During the Day 2 lesson, student groups received this handout: Group Prototyping -- Heat Container. Students will continue using this handout, particularly the backside of it, to list their testing procedure, their data collected, and their proposed modifications based on that data. I did continually remind students that their results needed to inform their proposed modifications.
Here are some student samples of that particular portion of the handout:
The first two samples show definite steps for their procedure and data recorded that can be compared to later tests of additional prototype designs--most of my honors level chemistry students produced work similar to this. The last sample is indicative of where a lot of my general chemistry students seemed to fall. The procedure does not result in a lot of quantitative data that can be analyzed, and the proposed modification was around function and use and not a modification based on collected data.
In order for students to acquire another set of cups for a redesign so they could build a modified prototype, I tell students that I need to see their handouts fully completed, front and back. Most students were able to test, analyze their data, and propose modifications to their designs during the first half of our class period.

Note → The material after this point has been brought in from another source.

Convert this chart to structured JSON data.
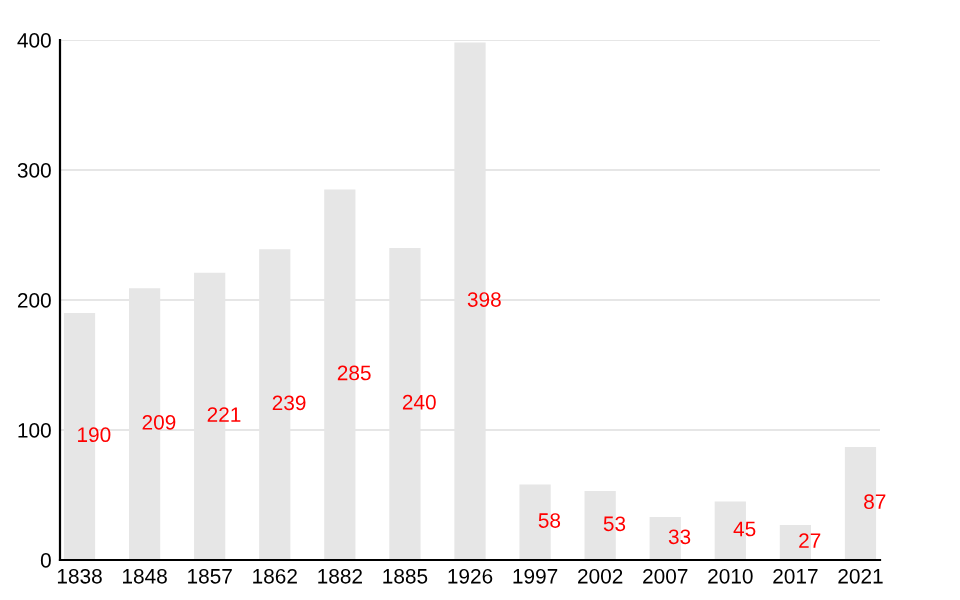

Student groups have the option of doing a completely new build (so they had a second calorimeter that they could test and then choose to use the most effective one) or just modifying their current prototype. The rule still stands that the total amount of materials used in one calorimeter cannot exceed 3 cups.
Samples of student builds:
The final step would be for students to have tested their second prototype and decided if their modifications were beneficial, harmful, or had no effect on the heat containing capability of their calorimeters. Most of my students will need to complete this second round of testing in the Day 4 lesson, the final lesson devoted to this engineering sequence. For the few students who are ready to do a final build, I want to see not only their handouts completed, but I also want to see their second round of data collected when they tested their second prototype. This data is recorded on a separate sheet of paper and stapled to the handout.